As we look forward to the 21st century then, the Orthodox Church in its mission is faced by both opportunities and dangers. For the first time since the 6th century, more Orthodox Christians in more countries are free to engage in mission, unhindered by hostile and repressive governments. The Orthodox Church’s unique experience of modernity, and its stronger base in premodern culture, gives it more opportunities than Western Christians to make its message heard, both among those who are becoming somewhat disillusioned with modernity, and among those who have been, rather reluctantly, dragged into it.

Mission is a two-way street… or is it?

Mission is a two-way street.

So they’ve been telling us for the last 50 years or more, so much so that it’s almost become a cliche. It’s become one of the unquestioned axioms of Western missiology. Mission, we were told, is giving and receiving. We need to be partners in mission. As the Anglican Consultative Council meeting in Dublin once put it, “If we once acted as though there were only givers who had nothing to receive and receivers who had nothing to give, the oneness of the missionary task must now make us all both givers and receivers.”

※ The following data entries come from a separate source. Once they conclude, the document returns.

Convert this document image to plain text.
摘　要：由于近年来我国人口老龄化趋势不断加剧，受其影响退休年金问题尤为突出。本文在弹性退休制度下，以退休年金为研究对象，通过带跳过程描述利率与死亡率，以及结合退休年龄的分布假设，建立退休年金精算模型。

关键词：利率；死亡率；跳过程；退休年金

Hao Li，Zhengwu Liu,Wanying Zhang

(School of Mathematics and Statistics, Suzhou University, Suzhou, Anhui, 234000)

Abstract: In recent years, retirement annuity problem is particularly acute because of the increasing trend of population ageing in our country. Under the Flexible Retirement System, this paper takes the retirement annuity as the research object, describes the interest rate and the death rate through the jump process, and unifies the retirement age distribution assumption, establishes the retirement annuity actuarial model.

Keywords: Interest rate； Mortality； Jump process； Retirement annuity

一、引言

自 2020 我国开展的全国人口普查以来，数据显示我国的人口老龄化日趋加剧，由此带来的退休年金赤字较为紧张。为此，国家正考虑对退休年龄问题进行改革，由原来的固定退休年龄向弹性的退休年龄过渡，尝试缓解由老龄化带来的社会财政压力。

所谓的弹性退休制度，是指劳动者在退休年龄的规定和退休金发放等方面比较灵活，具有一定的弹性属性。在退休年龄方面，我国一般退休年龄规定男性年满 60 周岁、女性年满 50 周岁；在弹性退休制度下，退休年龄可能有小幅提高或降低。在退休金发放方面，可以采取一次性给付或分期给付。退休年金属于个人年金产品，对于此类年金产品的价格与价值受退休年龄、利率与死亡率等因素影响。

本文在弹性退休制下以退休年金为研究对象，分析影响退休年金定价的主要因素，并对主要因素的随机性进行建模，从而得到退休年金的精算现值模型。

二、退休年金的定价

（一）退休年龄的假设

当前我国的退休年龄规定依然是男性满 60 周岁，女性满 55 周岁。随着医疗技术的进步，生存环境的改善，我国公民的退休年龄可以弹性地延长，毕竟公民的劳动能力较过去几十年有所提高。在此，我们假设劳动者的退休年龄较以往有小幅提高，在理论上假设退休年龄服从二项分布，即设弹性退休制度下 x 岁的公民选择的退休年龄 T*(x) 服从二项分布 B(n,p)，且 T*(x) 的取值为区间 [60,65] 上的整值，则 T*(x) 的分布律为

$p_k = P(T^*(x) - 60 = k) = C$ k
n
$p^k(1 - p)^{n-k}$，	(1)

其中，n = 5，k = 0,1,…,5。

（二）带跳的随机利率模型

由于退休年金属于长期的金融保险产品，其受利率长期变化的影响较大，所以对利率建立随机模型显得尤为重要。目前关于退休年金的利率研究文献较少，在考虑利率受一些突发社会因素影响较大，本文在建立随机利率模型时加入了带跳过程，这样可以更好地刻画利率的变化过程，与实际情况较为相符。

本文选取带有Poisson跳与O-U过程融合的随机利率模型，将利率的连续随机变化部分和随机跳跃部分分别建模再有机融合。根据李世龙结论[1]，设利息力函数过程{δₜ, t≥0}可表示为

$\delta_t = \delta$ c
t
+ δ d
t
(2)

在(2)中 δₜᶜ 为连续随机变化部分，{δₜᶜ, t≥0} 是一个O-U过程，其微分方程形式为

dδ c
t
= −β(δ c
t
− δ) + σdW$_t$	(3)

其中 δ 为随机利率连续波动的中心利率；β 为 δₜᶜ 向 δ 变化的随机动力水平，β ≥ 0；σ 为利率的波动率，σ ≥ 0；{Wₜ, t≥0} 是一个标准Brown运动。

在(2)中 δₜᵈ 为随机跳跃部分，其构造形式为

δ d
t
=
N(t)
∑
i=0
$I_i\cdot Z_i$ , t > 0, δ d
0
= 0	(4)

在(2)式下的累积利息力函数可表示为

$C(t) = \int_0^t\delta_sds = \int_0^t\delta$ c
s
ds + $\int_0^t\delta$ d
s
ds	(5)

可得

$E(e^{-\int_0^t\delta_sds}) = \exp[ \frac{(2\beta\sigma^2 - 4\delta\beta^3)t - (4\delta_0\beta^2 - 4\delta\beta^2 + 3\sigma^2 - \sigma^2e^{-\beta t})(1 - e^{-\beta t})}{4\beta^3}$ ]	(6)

The phrase “Partners in Mission” is also used very widely in Western mission; it is used by Anglicans, Baptists, Lutherans, Methodists, Roman Catholics and the Salvation Army, to name but a few. Among Anglicans, at least, it replaced a much more verbose and cumbersome phrase that meant something similar: Mutual responsibility and interdependence in the Body of Christ.

Nearly 50 years ago a friend of mine, John Davies, wrote, in a paper entitled Religion versus God

Missionary work is essentially two-way; Christ said, `Whatever you wish that men would do to you, do so to them’ (Matthew 7:12). If we took this seriously, we should probably have to pack in half the missionary work of the Church that we are used to, if it meant that blacks would start teaching whites , and doing good to them, and expecting them to be grateful. Our mission is not, in a one-way traffic, to extol the greatness of our religion: it is to hear and know the living God – and just as between God and man, so also between Christian and non-Christian, all real living is meeting. If this is not our way, we misrepresent the God who has sent us out, whose very nature as trinity is one of reciprocal relations.

And now that is beginning to happen, at least in the Anglican Communion. Blacks have begun teaching whites, and the whites don’t like it. I’ve noticed a growing number of Anglican bloggers in the West writing about “the African problem”.

But why is it “the African problem”? Why not “the American problem”?

Why do so many people in the West think it’s OK for Americans to spread their values, culture, fast food and cluster bombs all over the world, but when Iranians or North Koreans or Africans do any of these things they scream blue murder?

And doesn’t this talk of “the African problem” show that noble phrases like “partnership in mission” and mission being a two-way street are just empty rhetoric, and have been all along? Only a few benighted Africans were foolish enough to take it seriously.

Christianity and culture — inculturation or countercultural?

Mark van Steenwyk is writing a book on Christian resistance to the dominant culture, at least in North America, and has posted an outline in his blog (sorry, yet another dead link).

As an Orthodox Christian, I’ve looked at Frank Schaeffer’s attempts to do something similar, but havent found them very inspiring. Some of his books, and a paper I heard him read at an Orthodox mission conference 11 years ago, seemed to be the wrong approach — going out with a shotgun and blasting everything that moves. Linking things that seem to have little to do with each others, and then attacking them on the basis of criteria that are not stated, as if it is assumed that everyone will know what they are (I wrote more about that here).

So I’ll follow Mark’s project with interest, and see how it develops.